Sweden Bans Travelers From Israel, One of the Most Vaccinated Nations
Sweden became the second European Union country to ban Israeli residents from entry due to a rise in COVID-19 cases in Israel, despite the country being one of the most vaccinated countries in the world.
Portugal on Wednesday became the first EU country to ban travel from Israel due to a rise in cases. Both countries are following the EU’s recommendation to remove Israel from its list of green countries.

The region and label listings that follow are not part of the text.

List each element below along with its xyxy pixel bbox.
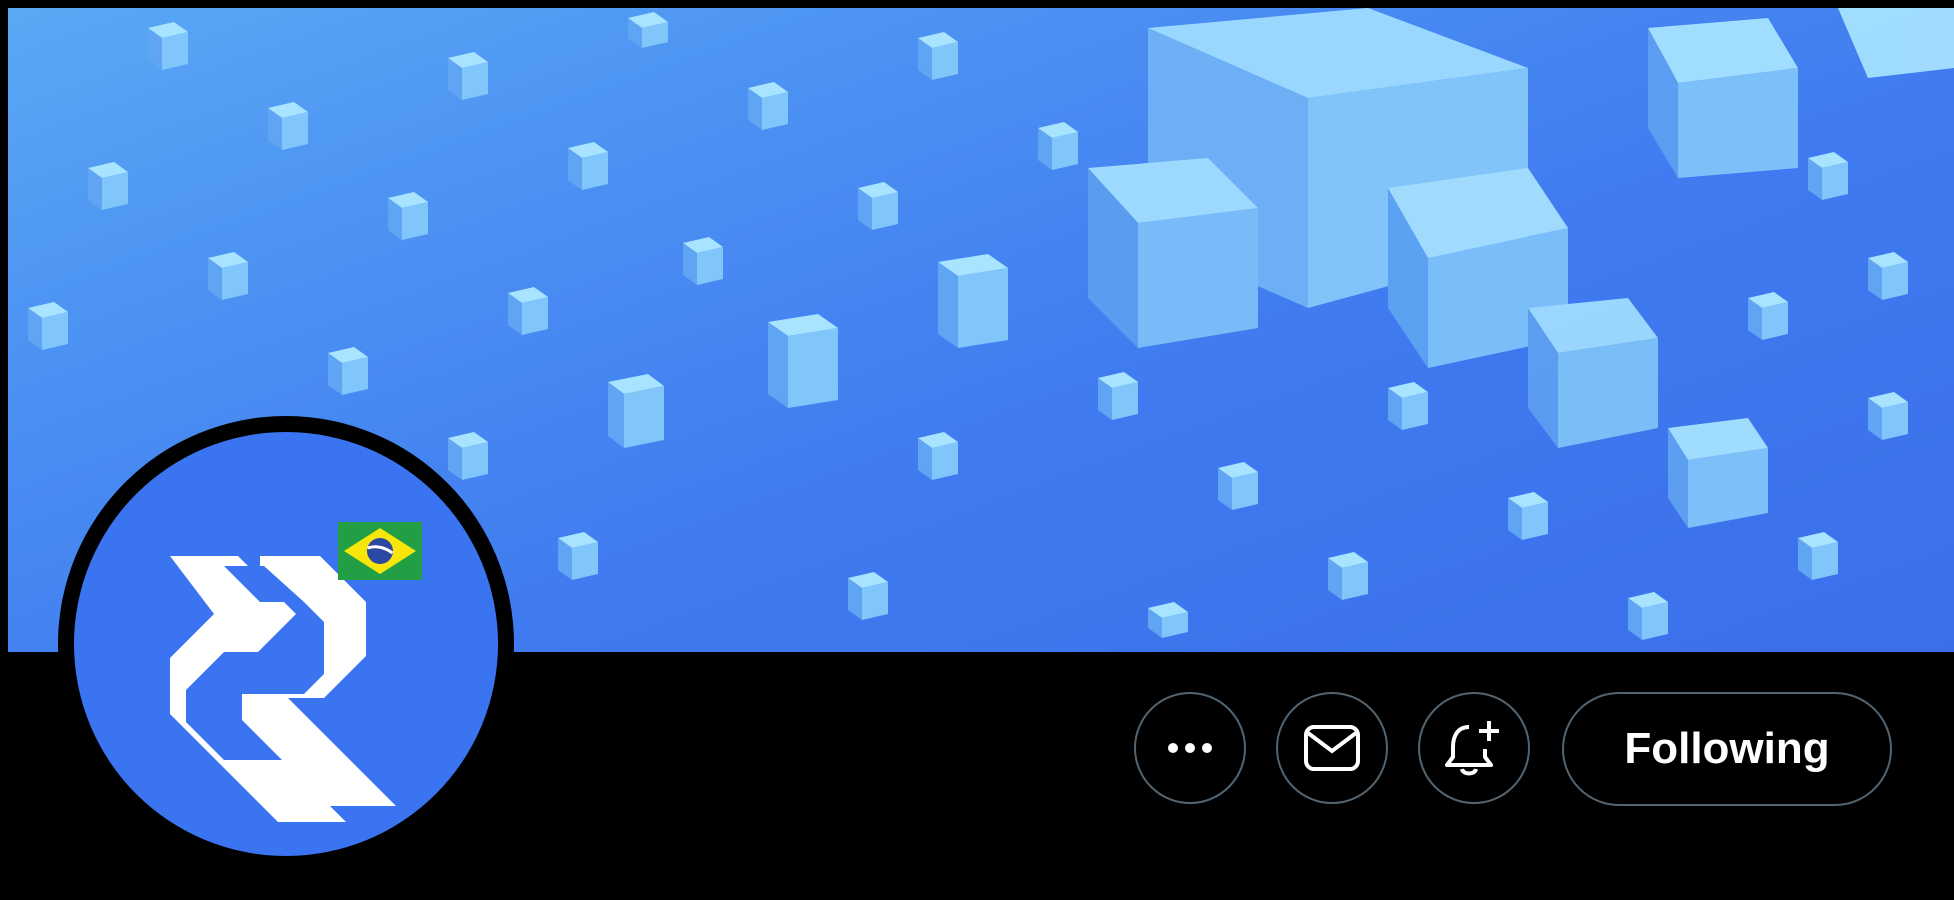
notify-button[interactable] [1418, 692, 1530, 804]
decred-logo-icon [170, 556, 396, 822]
mail-icon [1304, 725, 1360, 771]
avatar[interactable] [74, 432, 498, 856]
brazil-flag-icon [338, 522, 422, 580]
more-horizontal-icon [1168, 743, 1212, 753]
following-button[interactable]: Following [1562, 692, 1892, 806]
message-button[interactable] [1276, 692, 1388, 804]
bell-plus-icon [1445, 721, 1499, 776]
profile-header: Following [0, 0, 1954, 900]
more-button[interactable] [1134, 692, 1246, 804]
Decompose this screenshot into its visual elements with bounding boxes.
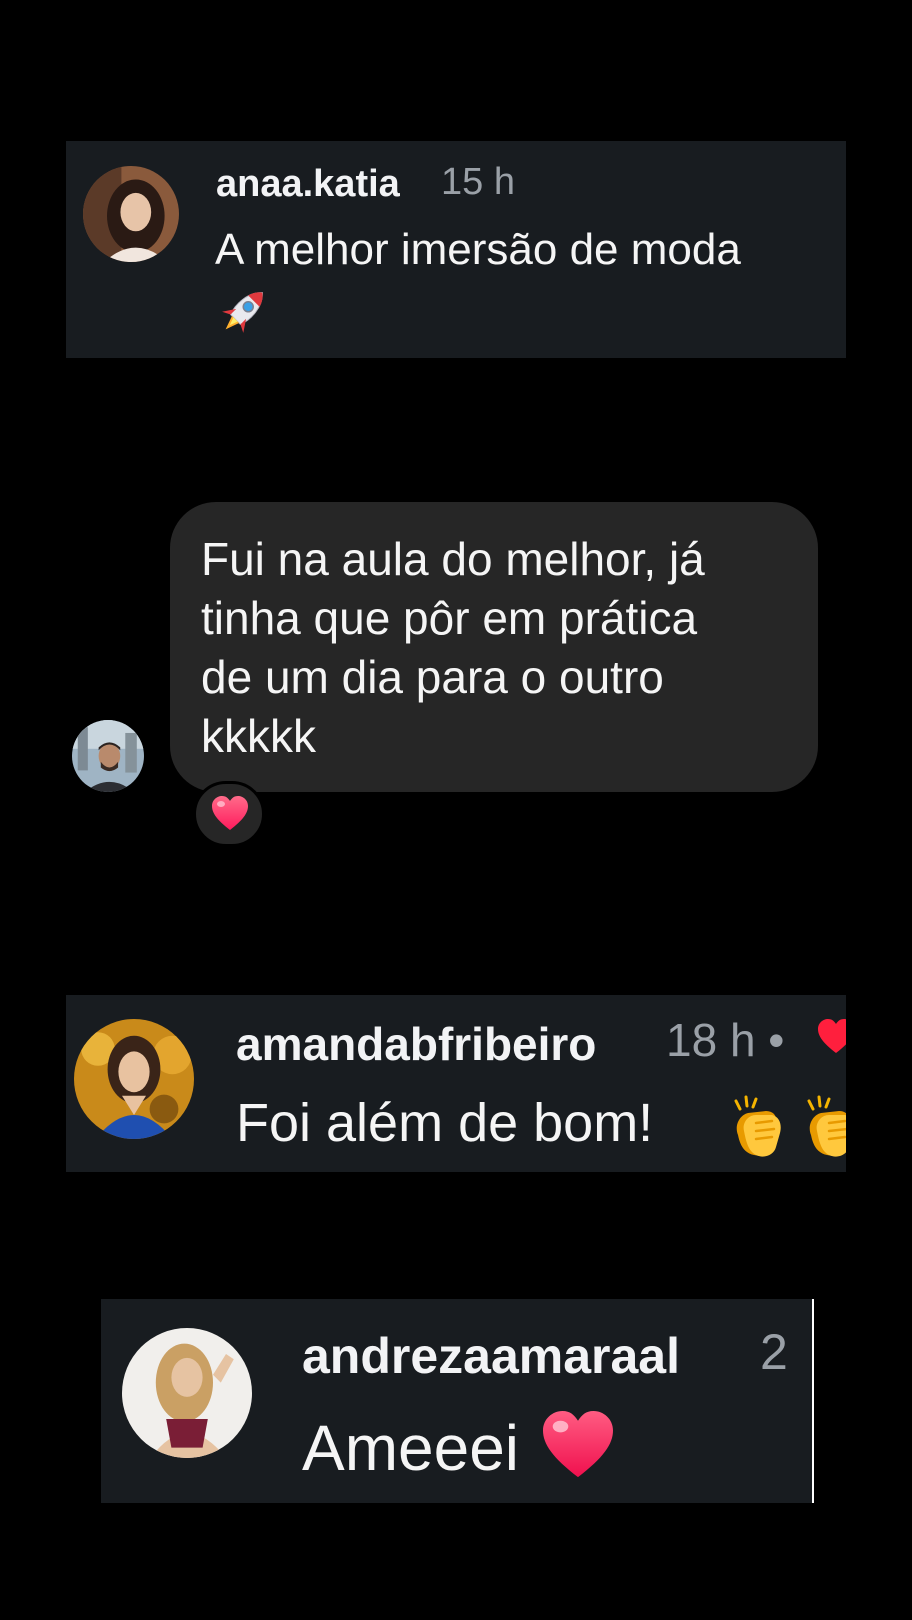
- comment-text: Foi além de bom!: [236, 1093, 654, 1153]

Sweden also banned the entry of citizens from the United States, Kosovo, Lebanon, Montenegro, and North Macedonia.
Interior Minister Mikael Damberg told news outlets that the sharp increases in COVID-19 cases in Israel, the United States, and other countries are the reason why they were removed from Sweden’s travel ban exemption. Despite Israel’s mass vaccination campaign, the virus has continued to spread, Damberg said.
According to a news release from the Swedish government, it will reintroduce a travel ban on Israel, the U.S., and other countries starting from Sept. 6.
“Regarding foreign citizens travelling to Sweden from the US, Israel, Kosovo, Lebanon, Montenegro, and North Macedonia as of 6 September, only those covered by another exemption from the entry ban may enter Sweden,” said the release. “This could concern foreign citizens who have residence permits in Sweden, have particularly urgent needs or are to carry out essential functions, and who can also present a negative COVID-19 test. The negative COVID-19 test result may not be older than 48 hours. This requirement applies to foreign citizens aged 18 and older, with certain exemptions.”
The Swedish government said it is following the EU’s guidelines on removing those countries from its safe travel list, and it said the directive will be revisited at a later date.
Several Israeli politicians criticized the EU’s directive and Portugal’s mandate.
“Unfortunately, following the EU’s directive, according to which it was decided to remove Israel from the list of green countries, the Portuguese government aligned itself with [the EU’s recommendation] which prohibits entry from Israel to Portugal except for justified reasons,” Itay Mor, the head of Zionist NGO Over The Rainbow Portugal, told YNET.
Interior Minister Mikael Damberg cited the sharp increases in coronavirus infections as the reason the countries were removed from the travel ban exemption, saying that despite Israel’s successful vaccination campaign, the country is still home to large groups of unvaccinated people that have allowed the outbreak to spread.
“We are troubled by this decision, all the more so because most Israelis have been vaccinated. At this stage, the EU should have recognized Israel’s vaccination certificates,” Mor added.
On Aug. 30, the European Union removed the United States, Israel, Kosovo, Lebanon, Montenegro, North Macedonia, and others from its safe travel list. The list is nonbinding and countries are free to determine their own border policies.
“Non-essential travel to the EU from countries or entities not listed in Annex I is subject to temporary travel restriction. This is without prejudice to the possibility for member states to lift the temporary restriction on non-essential travel to the EU for fully vaccinated travelers,” the EU said in a statement at the time.
The United States doesn’t allow European citizens to visit the country freely, despite appeals from the EU. The United States also extended a moratorium on cross-border travel with Canada, as well as Mexico, despite Canada having rescinded travel restrictions for Americans and permanent residents who are fully vaccinated.
Meanwhile, Israel over the weekend announced that individuals who have not received a third booster vaccine shot will not be able to use their vaccine passports.
Even though Israel is one of the most vaccinated countries on Earth against COVID-19, cases are rising. The small nation’s seven-day average for COVID-19 infections on Monday was over 1,000 per one million people, which is double the rate of numbers seen in the United States and the United Kingdom, according to Oxford University’s Our World in Data.